SuperDuty pickups continue with aluminum cabs, hoods, and beds, and high-strength steel underframes. For 2020, a new Tremor package comes with enhanced off-road suspension components but retains full payload and tow ratings, unlike the high-performance Raptor, which trades some hauling capacity for high-speed cross-country travel. The high-slung Tremor comes standard with 35-inch wheels and tires. Besides that and the powertrains, other changes for ’20 are in electronic safety equipment, primarily a Co-Pilot360 package that’s standard on most trim packages. It alerts a driver if the truck is straying from a travel lane, monitors blind spots including those around trailers, and applies the brakes if the driver doesn’t when the truck’s about to hit something up ahead. The latter is part of adaptive cruise control that adjusts speed to suit traffic, something that began appearing in cars and trucks a decade ago. There’s also a Trailer Backing Assist feature that lets a driver “steer” a trailer by twisting a dash-mounted knob that activates the electric-over-hydraulic steering, twisting the wheel left to move the trailer right, etc. I tried it and decided that I could do it just as well by grabbing the bottom of the steering wheel’s rim and moving it the same direction I want the trailer to go—no assist needed, thank you. But I can see that the feature would be helpful to people unfamiliar with trailer backing.

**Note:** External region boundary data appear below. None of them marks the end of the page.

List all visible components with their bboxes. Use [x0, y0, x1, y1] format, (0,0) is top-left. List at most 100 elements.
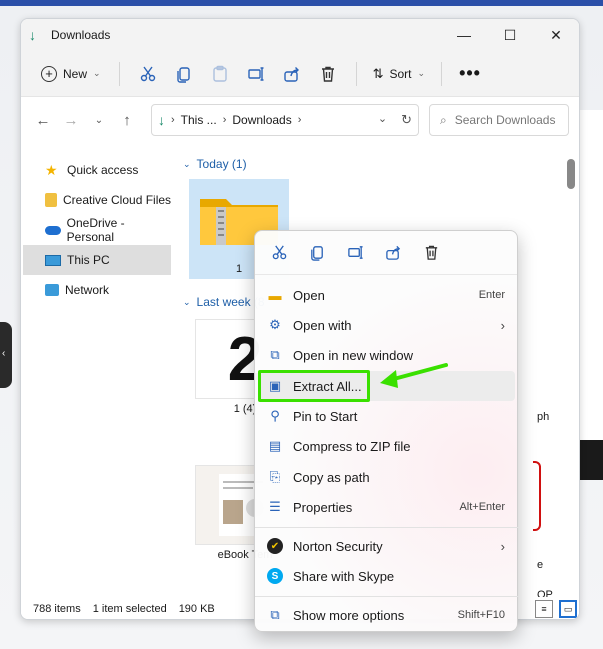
paste-button[interactable] — [202, 59, 238, 89]
ctx-copy-button[interactable] — [301, 237, 333, 269]
menu-item-share-skype[interactable]: S Share with Skype — [259, 561, 515, 591]
chevron-right-icon: › — [297, 114, 302, 126]
menu-divider — [255, 596, 519, 597]
annotation-highlight-box — [258, 370, 370, 402]
group-header-today[interactable]: ⌄ Today (1) — [179, 153, 247, 175]
skype-icon: S — [267, 568, 283, 584]
sidebar-item-this-pc[interactable]: This PC — [23, 245, 171, 275]
close-button[interactable]: ✕ — [533, 19, 579, 51]
ctx-share-button[interactable] — [377, 237, 409, 269]
address-row: ← → ⌄ ↑ ↓ › This ... › Downloads › ⌄ ↻ ⌕… — [21, 97, 579, 143]
up-button[interactable]: ↑ — [113, 106, 141, 134]
menu-item-show-more-options[interactable]: ⧉ Show more options Shift+F10 — [259, 600, 515, 630]
menu-label: Open with — [293, 317, 352, 333]
breadcrumb-downloads[interactable]: Downloads — [232, 113, 291, 127]
sort-button[interactable]: ⇅ Sort ⌄ — [367, 59, 431, 89]
sidebar-item-label: Creative Cloud Files — [63, 193, 172, 207]
copy-button[interactable] — [166, 59, 202, 89]
vertical-scrollbar[interactable] — [567, 159, 575, 189]
menu-label: Open — [293, 287, 325, 303]
item-count: 788 items — [33, 603, 81, 615]
star-icon: ★ — [45, 162, 58, 178]
address-dropdown-icon[interactable]: ⌄ — [378, 112, 387, 128]
menu-label: Properties — [293, 499, 353, 515]
menu-label: Pin to Start — [293, 408, 358, 424]
sidebar-item-label: Quick access — [67, 163, 139, 177]
chevron-right-icon: › — [222, 114, 227, 126]
refresh-icon[interactable]: ↻ — [401, 112, 412, 128]
menu-label: Show more options — [293, 607, 405, 623]
menu-shortcut: Shift+F10 — [457, 609, 505, 621]
properties-icon: ☰ — [269, 499, 281, 514]
ctx-delete-button[interactable] — [415, 237, 447, 269]
sidebar-item-network[interactable]: Network — [21, 275, 173, 305]
forward-button[interactable]: → — [57, 106, 85, 134]
minimize-button[interactable]: — — [441, 19, 487, 51]
context-quick-actions — [255, 231, 517, 275]
navigation-pane: ★ Quick access Creative Cloud Files OneD… — [21, 143, 173, 593]
breadcrumb-this-pc[interactable]: This ... — [181, 113, 217, 127]
sidebar-item-quick-access[interactable]: ★ Quick access — [21, 155, 173, 185]
partial-thumbnail-red — [533, 461, 541, 531]
selection-size: 190 KB — [178, 603, 215, 615]
creative-cloud-icon — [45, 193, 57, 207]
menu-label: Compress to ZIP file — [293, 438, 411, 454]
menu-item-copy-as-path[interactable]: ⎘ Copy as path — [259, 462, 515, 492]
menu-item-properties[interactable]: ☰ Properties Alt+Enter — [259, 492, 515, 522]
details-view-button[interactable]: ≡ — [535, 600, 553, 618]
back-button[interactable]: ← — [29, 106, 57, 134]
scissors-icon — [140, 66, 155, 81]
sidebar-item-onedrive[interactable]: OneDrive - Personal — [21, 215, 173, 245]
copy-icon — [310, 246, 323, 261]
selection-count: 1 item selected — [92, 603, 167, 615]
group-header-last-week[interactable]: ⌄ Last week (8 — [179, 291, 265, 313]
share-button[interactable] — [274, 59, 310, 89]
paste-icon — [212, 65, 227, 82]
menu-label: Copy as path — [293, 469, 370, 485]
maximize-button[interactable]: ☐ — [487, 19, 533, 51]
copy-path-icon: ⎘ — [269, 469, 281, 484]
partial-caption: ph — [537, 411, 550, 423]
download-icon: ↓ — [29, 27, 36, 43]
background-window-edge-light — [580, 110, 603, 440]
chevron-down-icon: ⌄ — [417, 68, 426, 78]
pin-icon: ⚲ — [270, 408, 280, 423]
chevron-right-icon: › — [500, 317, 505, 333]
chevron-right-icon: › — [500, 538, 505, 554]
recent-locations-button[interactable]: ⌄ — [85, 106, 113, 134]
search-box[interactable]: ⌕ Search Downloads — [429, 104, 569, 136]
chevron-left-icon: ‹ — [2, 348, 6, 359]
ctx-rename-button[interactable] — [339, 237, 371, 269]
menu-item-compress-zip[interactable]: ▤ Compress to ZIP file — [259, 431, 515, 461]
menu-label: Open in new window — [293, 347, 413, 363]
new-button[interactable]: + New ⌄ — [33, 59, 109, 89]
menu-item-open-with[interactable]: ⚙ Open with › — [259, 310, 515, 340]
menu-shortcut: Enter — [478, 289, 505, 301]
menu-item-norton-security[interactable]: ✔ Norton Security › — [259, 531, 515, 561]
chevron-down-icon: ⌄ — [183, 296, 191, 307]
address-bar[interactable]: ↓ › This ... › Downloads › ⌄ ↻ — [151, 104, 419, 136]
trash-icon — [425, 245, 437, 260]
more-button[interactable]: ••• — [452, 59, 488, 89]
cut-button[interactable] — [130, 59, 166, 89]
separator — [355, 61, 357, 86]
search-icon: ⌕ — [440, 112, 447, 127]
menu-label: Share with Skype — [293, 568, 395, 584]
sidebar-item-creative-cloud[interactable]: Creative Cloud Files — [21, 185, 173, 215]
side-panel-tab[interactable]: ‹ — [0, 322, 12, 388]
rename-button[interactable] — [238, 59, 274, 89]
ctx-cut-button[interactable] — [263, 237, 295, 269]
menu-item-open[interactable]: ▬ Open Enter — [259, 280, 515, 310]
command-bar: + New ⌄ ⇅ Sort ⌄ ••• — [21, 51, 579, 97]
sort-icon: ⇅ — [372, 65, 384, 81]
chevron-down-icon: ⌄ — [183, 158, 191, 169]
download-icon: ↓ — [158, 112, 165, 128]
open-with-icon: ⚙ — [269, 317, 281, 332]
menu-label: Norton Security — [293, 538, 383, 554]
menu-item-pin-to-start[interactable]: ⚲ Pin to Start — [259, 401, 515, 431]
delete-button[interactable] — [310, 59, 346, 89]
tiles-view-button[interactable]: ▭ — [559, 600, 577, 618]
sort-label: Sort — [389, 66, 412, 81]
group-label: Today (1) — [196, 157, 247, 171]
norton-icon: ✔ — [267, 538, 283, 554]
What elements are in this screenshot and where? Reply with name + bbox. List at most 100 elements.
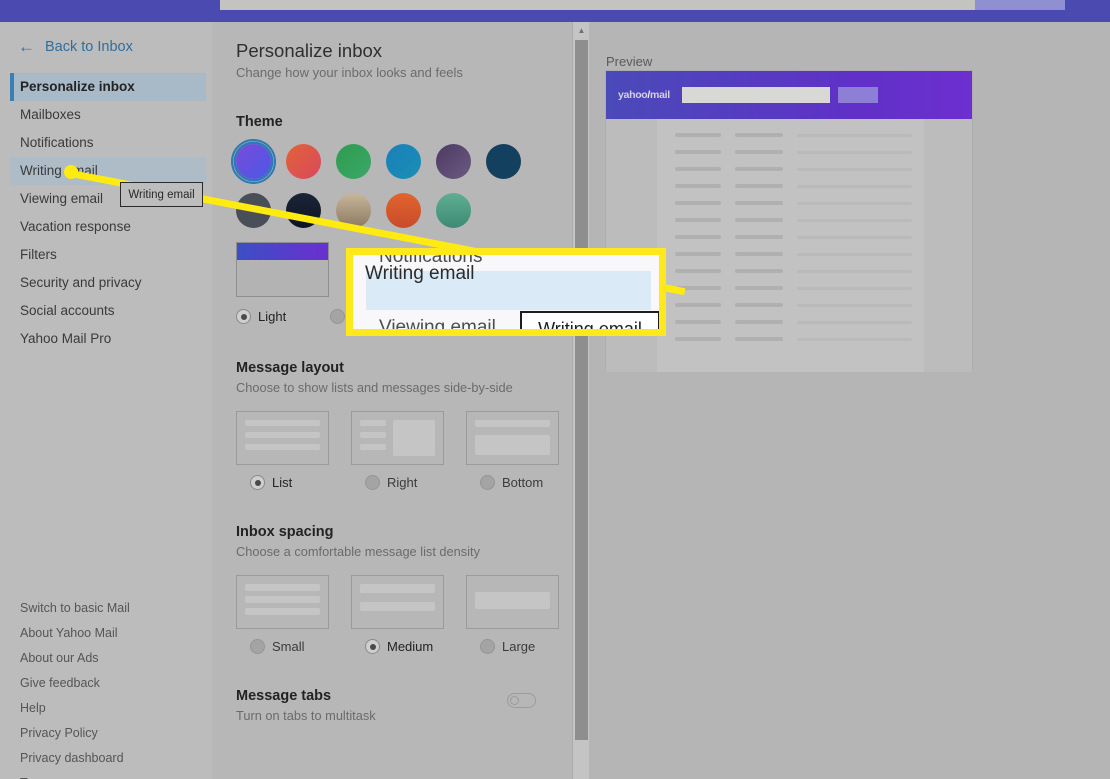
- footer-link-privacy-dashboard[interactable]: Privacy dashboard: [20, 746, 210, 771]
- theme-preview-header-bar: [237, 243, 328, 260]
- theme-preview-tile[interactable]: [236, 242, 329, 297]
- footer-link-give-feedback[interactable]: Give feedback: [20, 671, 210, 696]
- footer-link-help[interactable]: Help: [20, 696, 210, 721]
- theme-swatch-orange-red-gradient[interactable]: [286, 144, 321, 179]
- preview-row: [675, 235, 912, 239]
- inbox-spacing-title: Inbox spacing: [236, 524, 334, 540]
- layout-list-icon[interactable]: [236, 411, 329, 465]
- annotation-origin-dot: [64, 165, 78, 179]
- preview-row: [675, 133, 912, 137]
- sidebar-item-security-and-privacy[interactable]: Security and privacy: [10, 269, 206, 297]
- radio-layout-bottom[interactable]: [480, 475, 495, 490]
- skeleton-block: [475, 435, 550, 455]
- message-layout-subtitle: Choose to show lists and messages side-b…: [236, 380, 513, 395]
- radio-medium[interactable]: [330, 309, 346, 324]
- preview-search-field: [681, 87, 830, 103]
- sidebar-item-yahoo-mail-pro[interactable]: Yahoo Mail Pro: [10, 325, 206, 353]
- preview-mail-header: yahoo/mail: [606, 71, 972, 119]
- skeleton-bar: [360, 432, 386, 438]
- radio-spacing-medium[interactable]: [365, 639, 380, 654]
- brightness-option-light[interactable]: Light: [236, 309, 286, 324]
- skeleton-bar: [475, 420, 550, 427]
- density-medium-icon[interactable]: [351, 575, 444, 629]
- layout-right-icon[interactable]: [351, 411, 444, 465]
- density-small-icon[interactable]: [236, 575, 329, 629]
- layout-option-bottom[interactable]: Bottom: [466, 475, 559, 490]
- theme-swatch-sunset-photo[interactable]: [386, 193, 421, 228]
- sidebar-item-personalize-inbox[interactable]: Personalize inbox: [10, 73, 206, 101]
- sidebar-item-vacation-response[interactable]: Vacation response: [10, 213, 206, 241]
- skeleton-bar: [360, 602, 435, 611]
- preview-search-button: [837, 87, 878, 103]
- footer-link-privacy-policy[interactable]: Privacy Policy: [20, 721, 210, 746]
- preview-panel: Preview yahoo/mail: [589, 22, 1110, 779]
- message-tabs-toggle[interactable]: [507, 693, 536, 708]
- layout-option-list[interactable]: List: [236, 475, 329, 490]
- preview-row: [675, 320, 912, 324]
- settings-content-panel: Personalize inbox Change how your inbox …: [212, 22, 572, 779]
- spacing-option-small[interactable]: Small: [236, 639, 329, 654]
- radio-spacing-large[interactable]: [480, 639, 495, 654]
- theme-swatch-purple-blue-gradient[interactable]: [231, 139, 276, 184]
- settings-sidebar: ← Back to Inbox Personalize inbox Mailbo…: [0, 22, 212, 779]
- page-subtitle: Change how your inbox looks and feels: [236, 65, 463, 80]
- skeleton-block: [393, 420, 435, 456]
- inbox-spacing-subtitle: Choose a comfortable message list densit…: [236, 544, 480, 559]
- spacing-option-large[interactable]: Large: [466, 639, 559, 654]
- radio-layout-list[interactable]: [250, 475, 265, 490]
- skeleton-bar: [245, 584, 320, 591]
- theme-swatch-green-gradient[interactable]: [336, 144, 371, 179]
- footer-link-about-our-ads[interactable]: About our Ads: [20, 646, 210, 671]
- sidebar-hover-tooltip: Writing email: [120, 182, 203, 207]
- skeleton-bar: [360, 420, 386, 426]
- content-scrollbar[interactable]: ▲: [572, 22, 589, 779]
- yahoo-mail-logo: yahoo/mail: [618, 89, 670, 101]
- zoom-callout-box: Notifications Writing email Viewing emai…: [346, 248, 666, 336]
- radio-spacing-small[interactable]: [250, 639, 265, 654]
- skeleton-bar: [245, 420, 320, 426]
- browser-top-bar: [0, 0, 1110, 22]
- preview-row: [675, 252, 912, 256]
- preview-row: [675, 303, 912, 307]
- scrollbar-thumb[interactable]: [575, 40, 588, 740]
- arrow-left-icon: ←: [18, 37, 35, 56]
- layout-option-right[interactable]: Right: [351, 475, 444, 490]
- theme-swatch-blue-teal-gradient[interactable]: [386, 144, 421, 179]
- radio-light[interactable]: [236, 309, 251, 324]
- preview-label: Preview: [606, 54, 653, 69]
- top-action-button[interactable]: [975, 0, 1065, 10]
- skeleton-bar: [245, 444, 320, 450]
- footer-link-about-yahoo-mail[interactable]: About Yahoo Mail: [20, 621, 210, 646]
- skeleton-block: [475, 592, 550, 609]
- skeleton-bar: [245, 608, 320, 615]
- preview-row: [675, 269, 912, 273]
- callout-tooltip: Writing email: [520, 311, 659, 329]
- toggle-knob: [510, 696, 519, 705]
- settings-nav-list: Personalize inbox Mailboxes Notification…: [10, 73, 206, 353]
- theme-swatch-mountain-photo[interactable]: [436, 193, 471, 228]
- spacing-option-medium[interactable]: Medium: [351, 639, 444, 654]
- layout-bottom-icon[interactable]: [466, 411, 559, 465]
- message-tabs-subtitle: Turn on tabs to multitask: [236, 708, 376, 723]
- back-to-inbox-label: Back to Inbox: [45, 38, 133, 55]
- sidebar-item-filters[interactable]: Filters: [10, 241, 206, 269]
- skeleton-bar: [360, 584, 435, 593]
- top-search-field[interactable]: [220, 0, 975, 10]
- footer-link-switch-to-basic-mail[interactable]: Switch to basic Mail: [20, 596, 210, 621]
- layout-label-list: List: [272, 475, 293, 490]
- preview-row: [675, 167, 912, 171]
- back-to-inbox-button[interactable]: ← Back to Inbox: [18, 38, 133, 55]
- preview-ad-rail: [924, 119, 972, 372]
- scroll-up-arrow-icon[interactable]: ▲: [573, 22, 590, 38]
- sidebar-item-social-accounts[interactable]: Social accounts: [10, 297, 206, 325]
- density-large-icon[interactable]: [466, 575, 559, 629]
- preview-row: [675, 337, 912, 341]
- message-tabs-section: Message tabs Turn on tabs to multitask: [236, 688, 536, 723]
- footer-link-terms[interactable]: Terms: [20, 771, 210, 779]
- radio-layout-right[interactable]: [365, 475, 380, 490]
- message-layout-title: Message layout: [236, 360, 344, 376]
- sidebar-item-notifications[interactable]: Notifications: [10, 129, 206, 157]
- theme-swatch-dark-purple-gradient[interactable]: [436, 144, 471, 179]
- theme-swatch-navy-solid[interactable]: [486, 144, 521, 179]
- sidebar-item-mailboxes[interactable]: Mailboxes: [10, 101, 206, 129]
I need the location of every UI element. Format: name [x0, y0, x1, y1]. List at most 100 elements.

I shan’t say much about the opulence that now surrounds drivers and passengers of modern pickups, including today’s SuperDuties. Ford offers five trim levels, from “rubber-floor” XL to limo-like Limited. XLT, which once was a high-end trim package, is now second to lowest. Every truck I drove had a fancy interior with leather-covered seats, attractive dash and door paneling, and plush carpeting. I believe it would be sacrilegious to drag dirt and mud from a job site into such a cabin, but poshness is what many customers want these days, say reps from Ford and the other builders. Two thousand years hence, archeologists might judge this as a sign of 21st Century America’s high standard of living, kind of like modern scholars explain the gilded chariots of ancient Rome. So, long live style, comfort, and V-8 power.